Support Questions
Find answers, ask questions, and share your expertise

Hadoop Security for beginners

Hadoop Security for beginners


We can secure the data in Hadoop using different methods. Each method has its own advantages. We can also combine more than one method for better result


Security Method
Unique Advantage & Limitation
1KerberosKerberos is a network authentication protocol

Advantage: Authenticate users at the entry level.

Limitation: Kerberos prevents unauthorized user access to the environment. But after login, it will not provide detailed level authentications like table, column, folder, file level, etc

2Aapache Sentry

Apache Sentry is a system for enforcing fine grained role based authorization

to data and metadata stored on a Hadoop cluster

Advantage: Application level authentications like Hive, Impala, Solr, etc. It can control access on DB, table, column level for a particular user/group.

Limitation 1: It cannot control the HDFS folders which are underlined behind applications like Hive, Impala, etc.

Ex: Hive table prod.table1 stored in /user/hive/warehouse/prod.db/table1. The sentry role setup in Hue can control only table/column access in Hue but It is possible that user can manage to access folders directly in HDFS

Limitation 2: HDFS folders which are not related to Hive, Impala, etc will not be controlled

3Access Control List (ACL)

An access control list (ACL) is a list of access control entries (ACE).

Each ACE in an ACL identifies a trustee and specifies the access rights allowed, denied, or audited for that trustee

Advantage: Folder level access is possible by users using $hadoop fs -setfacl


4HDFS Data At Rest Encryption (EDEK)

HDFS Encryption implements transparent, end-to-end encryption of data read from and written to HDFS


Advantage: Encrypt the data will provide additional level security. In General, Data encryption is required by a number of different government, financial, and regulatory entities

Ex: Unauthorized data access will return result in encrypted format

hadoop fs -cat /data/File.txt





Re: Hadoop Security for beginners

Rising Star

This is a well written blog. I had a few points to add to it:

  • HDFS Data At Rest Encryption (EDEK) 
    • One is also able to protect the data from someone who walks away with the disk.
  • HDFS wire Encryption
    • Setting up wire encryption will prevent network traffic snoopers from accessing the data when it is in motion. 
    • Wire encryption along with Encryption at rest will cause end to end protection of data.

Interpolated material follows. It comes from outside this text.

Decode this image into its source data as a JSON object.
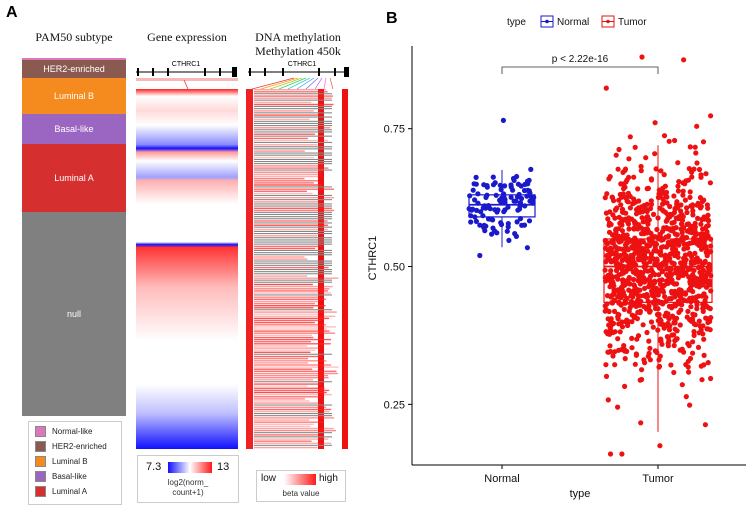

Re: Hadoop Security for beginners


@surajacharya : Thanks much to add additional points!!


Re: Hadoop Security for beginners


Kumar, pretty good informative points.


One question regarding ACL: if sentry is enabled do we need to disable ACL, in other words if sentry is enabled on the hive then ACL is required or not required. I did read some info on cloudera knowledge base under enabling sentry inforation: cloudera recommending not to enable ACL when sentry is enabled.





Re: Hadoop Security for beginners




Any security mechanism for fine graned access for Spark SQL queries? How I can restrict the users to access only certain columns? I know there is a RecordService in Beta. Any other solutions that folks have used? 



Nagaraj C


Re: Hadoop Security for beginners




Apache Sentry will help you to restrict the user access on db/table/column for hive/impala/solr/etc.

You can set this acces for a group/user using role.

So access to those db/table/column via spark code will also be authorized by sentry


Re: Hadoop Security for beginners




After access granted on a particular db/table via sentry for a user/group, I have login as a different user in HDFS and tried to acces the restricted db/table, but the different users couldn't access the restricted db/table. So my personal opinion is, it is not required to apply ACL on top of already restricted db/table. so we can go with cloudera recommendation.

But consider the use case that you have an important file/folder in HDFS (not a table) that you want to restrict from other users. So you can use ACL in this use case.